Tevogen Bio Holdings Revises Long‑Term Incentive Plan to Tie Awards to Revenue and Other Milestones

TVGN
January 30, 2026

Tevogen Bio Holdings Inc. updated its long‑term stock‑based incentive program on January 29 2026, shifting future awards to be contingent on the achievement of specific company milestones, including revenue targets, clinical development milestones, and regulatory approvals. The new plan applies to all employees, officers, directors and consultants eligible for the program and is designed to align compensation with the company’s commercial and scientific objectives as it moves toward the first‑in‑class ExacTcell platform launch.

The change follows Tevogen’s reverse merger with Semper Paratus Acquisition Corporation in May 2023, which enabled the company to list on NASDAQ in February 2024. The last major adjustment to the incentive structure occurred after that recapitalization, making this the first substantive revision in nearly two years. By tying awards to measurable milestones, Tevogen aims to strengthen motivation and retention while ensuring that executive and employee incentives directly support the company’s revenue‑generation goals for 2026 and its broader pipeline expansion.
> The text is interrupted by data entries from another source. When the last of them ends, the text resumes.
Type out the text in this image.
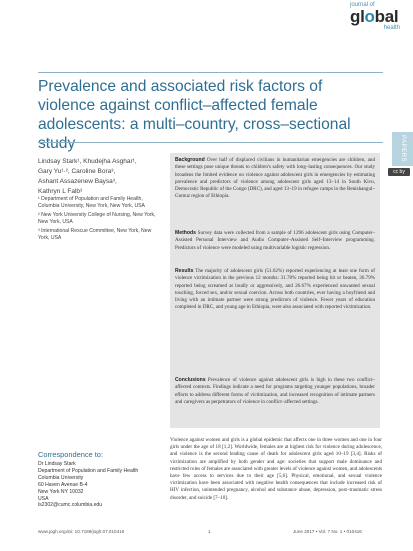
journal of
global
health
Prevalence and associated risk factors of violence against conflict–affected female adolescents: a multi–country, cross–sectional study	PAPERS
cc by
Lindsay Stark¹, Khudejha Asghar¹,
Gary Yu¹·², Caroline Bora³,
Ashant Assazenew Baysa³,
Kathryn L Falb³
¹ Department of Population and Family Health, Columbia University, New York, New York, USA
² New York University College of Nursing, New York, New York, USA
³ International Rescue Committee, New York, New York, USA
Background Over half of displaced civilians in humanitarian emergencies are children, and these settings pose unique threats to children's safety with long–lasting consequences. Our study broadens the limited evidence on violence against adolescent girls in emergencies by estimating prevalence and predictors of violence among adolescent girls aged 13–14 in South Kivu, Democratic Republic of the Congo (DRC), and aged 13–19 in refugee camps in the Benishangul–Gumuz region of Ethiopia.
Methods Survey data were collected from a sample of 1296 adolescent girls using Computer–Assisted Personal Interview and Audio Computer–Assisted Self–Interview programming. Predictors of violence were modeled using multivariable logistic regression.
Results The majority of adolescent girls (51.62%) reported experiencing at least one form of violence victimization in the previous 12 months: 31.78% reported being hit or beaten, 36.79% reported being screamed at loudly or aggressively, and 26.67% experienced unwanted sexual touching, forced sex, and/or sexual coercion. Across both countries, ever having a boyfriend and living with an intimate partner were strong predictors of violence. Fewer years of education completed in DRC, and young age in Ethiopia, were also associated with reported victimization.
Conclusions Prevalence of violence against adolescent girls is high in these two conflict–affected contexts. Findings indicate a need for programs targeting younger populations, broader efforts to address different forms of victimization, and increased recognition of intimate partners and caregivers as perpetrators of violence in conflict–affected settings.
Correspondence to:
Dr Lindsay Stark
Department of Population and Family Health
Columbia University
60 Haven Avenue B-4
New York NY 10032
USA
ls2302@cumc.columbia.edu
Violence against women and girls is a global epidemic that affects one in three women and one in four girls under the age of 18 [1,2]. Worldwide, females are at highest risk for violence during adolescence, and violence is the second leading cause of death for adolescent girls aged 10–19 [3,4]. Risks of victimization are amplified by both gender and age: societies that support male dominance and restricted roles of females are associated with greater levels of violence against women, and adolescents have few access to services due to their age [5,6]. Physical, emotional, and sexual violence victimization have been associated with negative health consequences that include increased risk of HIV infection, unintended pregnancy, alcohol and substance abuse, depression, post–traumatic stress disorder, and suicide [7–10].
www.jogh.org doi: 10.7189/jogh.07.010416	1	June 2017 • Vol. 7 No. 1 • 010416
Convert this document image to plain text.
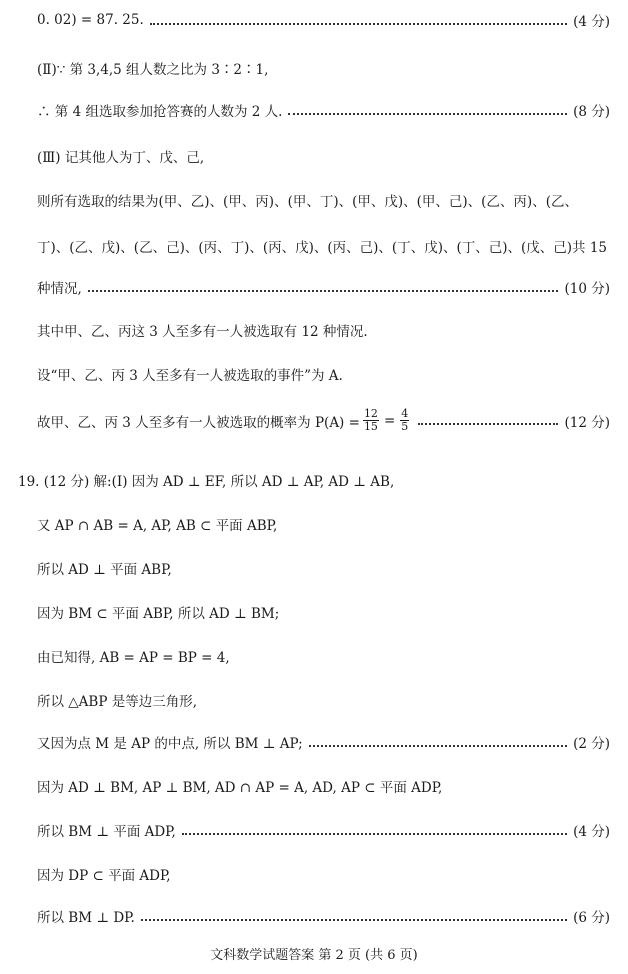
0. 02) = 87. 25.	(4 分)
(Ⅱ)∵ 第 3,4,5 组人数之比为 3∶2∶1,
∴ 第 4 组选取参加抢答赛的人数为 2 人.	(8 分)
(Ⅲ) 记其他人为丁、戊、己,
则所有选取的结果为(甲、乙)、(甲、丙)、(甲、丁)、(甲、戊)、(甲、己)、(乙、丙)、(乙、
丁)、(乙、戊)、(乙、己)、(丙、丁)、(丙、戊)、(丙、己)、(丁、戊)、(丁、己)、(戊、己)共 15
种情况,	(10 分)
其中甲、乙、丙这 3 人至多有一人被选取有 12 种情况.
设“甲、乙、丙 3 人至多有一人被选取的事件”为 A.
故甲、乙、丙 3 人至多有一人被选取的概率为 $P(A) = \frac{12}{15} = \frac{4}{5}$	(12 分)
19. (12 分) 解:(Ⅰ) 因为 AD ⊥ EF, 所以 AD ⊥ AP, AD ⊥ AB,
又 AP ∩ AB = A, AP, AB ⊂ 平面 ABP,
所以 AD ⊥ 平面 ABP,
因为 BM ⊂ 平面 ABP, 所以 AD ⊥ BM;
由已知得, AB = AP = BP = 4,
所以 △ABP 是等边三角形,
又因为点 M 是 AP 的中点, 所以 BM ⊥ AP;	(2 分)
因为 AD ⊥ BM, AP ⊥ BM, AD ∩ AP = A, AD, AP ⊂ 平面 ADP,
所以 BM ⊥ 平面 ADP,	(4 分)
因为 DP ⊂ 平面 ADP,
所以 BM ⊥ DP.	(6 分)
文科数学试题答案 第 2 页 (共 6 页)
Tevogen’s current financial position underscores the importance of the milestone‑based plan. Recent filings show the company holds approximately $1.04 million in cash, has ongoing net losses, and relies on an ATM equity line and credit facilities for liquidity. The incentive plan shift is therefore a strategic tool to drive performance without adding immediate cash outlays, as it rewards employees only when key milestones are met.

The new plan specifies that milestone achievements will trigger award vesting in a phased manner: revenue thresholds of $10 million, $25 million and $50 million will unlock 25 %, 50 % and 75 % of the total award, respectively. Additional milestones include the completion of the first‑in‑class clinical trial for the ExacTcell platform, FDA filing for a new indication, and the establishment of a commercial manufacturing site. These criteria provide clear, quantifiable targets that align with Tevogen’s stated goal of launching at least four blockbuster products by 2030.

Management emphasized that the incentive realignment reflects a broader focus on cost discipline and capital efficiency. CEO Dr. Ryan Saadi noted, “By tying compensation to revenue and other critical milestones, we reinforce the link between performance and reward, ensuring that our team remains focused on delivering the commercial success we need to sustain growth.” The company’s Nasdaq compliance status—having regained minimum bid price compliance in October 2024—also supports the need for a robust incentive framework to maintain investor confidence.

The milestone‑based plan is expected to have a modest financial impact on the company’s expense profile. Because awards are contingent on milestone achievement, the company will recognize incentive expense only when thresholds are met, thereby aligning compensation costs with actual performance. This approach mitigates the risk of over‑paying for unearned performance and supports the company’s cash‑constrained environment.

Overall, the revised incentive program positions Tevogen to better align its workforce incentives with its commercial and scientific milestones, potentially improving retention and execution as the company advances its ExacTcell platform toward market launch.